`struct` — 패킹 된 바이너리 데이터로 바이트열을 해석¶

소스 코드: Lib/struct.py

This module converts between Python values and C structs represented as Python bytes objects. Compact format strings describe the intended conversions to/from Python values. The module’s functions and objects can be used for two largely distinct applications, data exchange with external sources (files or network connections), or data transfer between the Python application and the C layer.

참고

When no prefix character is given, native mode is the default. It packs or unpacks data based on the platform and compiler on which the Python interpreter was built. The result of packing a given C struct includes pad bytes which maintain proper alignment for the C types involved; similarly, alignment is taken into account when unpacking. In contrast, when communicating data between external sources, the programmer is responsible for defining byte ordering and padding between elements. See 바이트 순서, 크기 및 정렬 for details.

Several struct functions (and methods of Struct) take a buffer argument. This refers to objects that implement the 버퍼 프로토콜 and provide either a readable or read-writable buffer. The most common types used for that purpose are bytes and bytearray, but many other types that can be viewed as an array of bytes implement the buffer protocol, so that they can be read/filled without additional copying from a bytes object.

함수와 예외¶

이 모듈은 다음과 같은 예외와 함수를 정의합니다:

exception struct.error¶: 여러 상황에서 발생하는 예외; 인자는 무엇이 잘못되었는지 설명하는 문자열입니다.

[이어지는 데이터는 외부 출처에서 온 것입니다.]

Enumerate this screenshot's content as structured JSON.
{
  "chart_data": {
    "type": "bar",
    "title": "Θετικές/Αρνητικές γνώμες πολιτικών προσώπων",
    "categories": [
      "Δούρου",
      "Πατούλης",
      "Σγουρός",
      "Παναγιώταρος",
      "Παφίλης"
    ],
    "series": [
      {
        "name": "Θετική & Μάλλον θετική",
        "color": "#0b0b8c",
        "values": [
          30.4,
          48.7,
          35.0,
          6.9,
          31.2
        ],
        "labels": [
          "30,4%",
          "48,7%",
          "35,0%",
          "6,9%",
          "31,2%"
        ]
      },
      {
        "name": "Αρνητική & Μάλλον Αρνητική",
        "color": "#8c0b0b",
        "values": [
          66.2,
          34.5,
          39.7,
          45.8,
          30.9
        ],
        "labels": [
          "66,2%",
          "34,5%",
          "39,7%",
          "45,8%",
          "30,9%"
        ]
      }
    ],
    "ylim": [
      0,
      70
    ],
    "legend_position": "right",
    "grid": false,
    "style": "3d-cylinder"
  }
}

struct.pack(format, v1, v2, ...)¶: v1, v2, … 값을 포함하고 포맷 문자열 format에 따라 패킹 된 바이트열 객체를 반환합니다. 인자는 포맷이 요구하는 값과 정확히 일치해야 합니다.

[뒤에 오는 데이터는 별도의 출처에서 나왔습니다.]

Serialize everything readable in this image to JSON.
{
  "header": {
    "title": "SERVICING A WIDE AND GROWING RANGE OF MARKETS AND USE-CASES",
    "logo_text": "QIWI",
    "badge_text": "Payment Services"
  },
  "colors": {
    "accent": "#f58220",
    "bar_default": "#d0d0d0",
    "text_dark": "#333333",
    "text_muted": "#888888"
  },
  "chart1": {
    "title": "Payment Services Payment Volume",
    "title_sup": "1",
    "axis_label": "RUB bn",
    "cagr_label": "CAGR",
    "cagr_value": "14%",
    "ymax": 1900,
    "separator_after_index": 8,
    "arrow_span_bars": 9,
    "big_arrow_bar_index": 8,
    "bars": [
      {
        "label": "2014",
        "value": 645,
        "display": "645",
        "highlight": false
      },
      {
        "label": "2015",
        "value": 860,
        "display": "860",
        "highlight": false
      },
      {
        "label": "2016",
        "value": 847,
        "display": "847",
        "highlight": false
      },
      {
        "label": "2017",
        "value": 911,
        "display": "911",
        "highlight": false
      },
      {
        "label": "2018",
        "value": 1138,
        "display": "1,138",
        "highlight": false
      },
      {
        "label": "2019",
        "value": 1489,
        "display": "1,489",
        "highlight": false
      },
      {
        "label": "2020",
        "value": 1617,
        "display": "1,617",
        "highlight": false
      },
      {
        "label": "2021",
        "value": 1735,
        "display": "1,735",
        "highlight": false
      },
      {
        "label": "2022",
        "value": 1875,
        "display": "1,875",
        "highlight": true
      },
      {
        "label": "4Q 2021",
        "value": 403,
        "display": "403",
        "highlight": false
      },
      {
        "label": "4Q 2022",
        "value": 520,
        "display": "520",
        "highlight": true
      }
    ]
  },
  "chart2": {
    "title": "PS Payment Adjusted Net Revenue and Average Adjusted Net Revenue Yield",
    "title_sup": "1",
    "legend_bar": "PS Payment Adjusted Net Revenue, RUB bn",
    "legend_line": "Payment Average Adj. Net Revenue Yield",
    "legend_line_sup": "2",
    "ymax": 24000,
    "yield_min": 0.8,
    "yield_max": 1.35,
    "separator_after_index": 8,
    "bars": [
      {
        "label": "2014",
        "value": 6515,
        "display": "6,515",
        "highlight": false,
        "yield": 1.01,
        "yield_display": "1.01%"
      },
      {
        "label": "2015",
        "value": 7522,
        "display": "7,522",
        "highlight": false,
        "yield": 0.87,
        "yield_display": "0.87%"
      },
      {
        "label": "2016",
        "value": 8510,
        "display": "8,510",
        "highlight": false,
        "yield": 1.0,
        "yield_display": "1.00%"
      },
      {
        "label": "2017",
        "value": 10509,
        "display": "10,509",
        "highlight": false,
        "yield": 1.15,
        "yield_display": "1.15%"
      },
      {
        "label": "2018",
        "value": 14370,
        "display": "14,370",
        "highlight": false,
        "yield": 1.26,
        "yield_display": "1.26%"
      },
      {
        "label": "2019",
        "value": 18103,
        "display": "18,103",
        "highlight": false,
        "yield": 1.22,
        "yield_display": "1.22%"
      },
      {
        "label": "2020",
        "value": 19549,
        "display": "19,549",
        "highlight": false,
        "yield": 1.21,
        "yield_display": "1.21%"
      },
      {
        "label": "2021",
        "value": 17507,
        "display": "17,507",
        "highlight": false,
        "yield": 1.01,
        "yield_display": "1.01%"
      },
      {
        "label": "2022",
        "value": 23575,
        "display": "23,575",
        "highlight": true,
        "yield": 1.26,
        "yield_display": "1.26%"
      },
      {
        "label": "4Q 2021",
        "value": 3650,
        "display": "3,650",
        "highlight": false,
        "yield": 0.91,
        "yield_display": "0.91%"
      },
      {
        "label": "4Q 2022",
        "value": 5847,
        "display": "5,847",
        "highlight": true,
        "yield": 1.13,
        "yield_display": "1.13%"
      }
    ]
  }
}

struct.pack_into(format, buffer, offset, v1, v2, ...)¶: Pack the values v1, v2, … according to the format string format and write the packed bytes into the writable buffer buffer starting at position offset. Note that offset is a required argument. A negative offset counts from the end of buffer.

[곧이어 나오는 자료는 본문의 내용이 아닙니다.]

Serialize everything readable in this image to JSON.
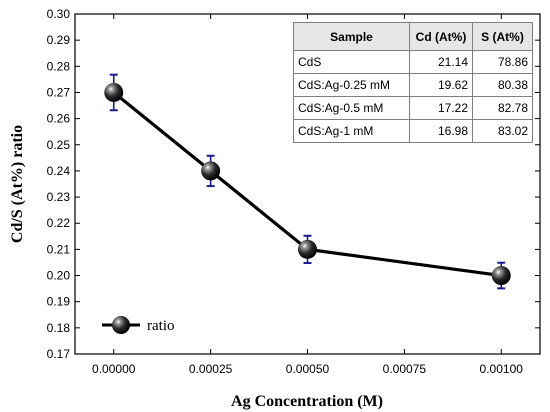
{
  "chart_data": {
    "type": "line",
    "xlabel": "Ag Concentration (M)",
    "ylabel": "Cd/S (At%) ratio",
    "xlim": [
      -0.0001,
      0.0011
    ],
    "ylim": [
      0.17,
      0.3
    ],
    "xticks": [
      0.0,
      0.00025,
      0.0005,
      0.00075,
      0.001
    ],
    "xtick_labels": [
      "0.00000",
      "0.00025",
      "0.00050",
      "0.00075",
      "0.00100"
    ],
    "yticks": [
      0.17,
      0.18,
      0.19,
      0.2,
      0.21,
      0.22,
      0.23,
      0.24,
      0.25,
      0.26,
      0.27,
      0.28,
      0.29,
      0.3
    ],
    "ytick_labels": [
      "0.17",
      "0.18",
      "0.19",
      "0.20",
      "0.21",
      "0.22",
      "0.23",
      "0.24",
      "0.25",
      "0.26",
      "0.27",
      "0.28",
      "0.29",
      "0.30"
    ],
    "grid": false,
    "legend_position": "bottom-left",
    "series": [
      {
        "name": "ratio",
        "x": [
          0.0,
          0.00025,
          0.0005,
          0.001
        ],
        "y": [
          0.27,
          0.24,
          0.21,
          0.2
        ],
        "error": [
          0.0068,
          0.0058,
          0.0052,
          0.0049
        ],
        "line_color": "#000000",
        "error_color": "#1a1a8c"
      }
    ]
  },
  "inset_table": {
    "headers": [
      "Sample",
      "Cd (At%)",
      "S (At%)"
    ],
    "rows": [
      [
        "CdS",
        "21.14",
        "78.86"
      ],
      [
        "CdS:Ag-0.25 mM",
        "19.62",
        "80.38"
      ],
      [
        "CdS:Ag-0.5 mM",
        "17.22",
        "82.78"
      ],
      [
        "CdS:Ag-1 mM",
        "16.98",
        "83.02"
      ]
    ]
  }
}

struct.unpack(format, buffer)¶: 포맷 문자열 format에 따라 버퍼 buffer(아마도 pack(format, ...)으로 패킹 된)에서 언 패킹 합니다. 정확히 하나의 항목을 포함하더라도 결과는 튜플입니다. 바이트 단위의 버퍼 크기는 (calcsize()에 의해 반영되는) 포맷이 요구하는 크기와 일치해야 합니다.

struct.unpack_from(format, /, buffer, offset=0)¶: Unpack from buffer starting at position offset, according to the format string format. The result is a tuple even if it contains exactly one item. The buffer’s size in bytes, starting at position offset, must be at least the size required by the format, as reflected by calcsize(). A negative offset counts from the end of buffer.

struct.iter_unpack(format, buffer)¶

포맷 문자열 format에 따라 버퍼 buffer에서 이터레이션을 통해 언 패킹 합니다. 이 함수는 모든 내용이 소비될 때까지 버퍼에서 같은 크기의 청크를 읽는 이터레이터를 반환합니다. 바이트 단위의 버퍼 크기는 (calcsize()에 의해 반영되는) 포맷이 요구하는 크기의 배수여야 합니다.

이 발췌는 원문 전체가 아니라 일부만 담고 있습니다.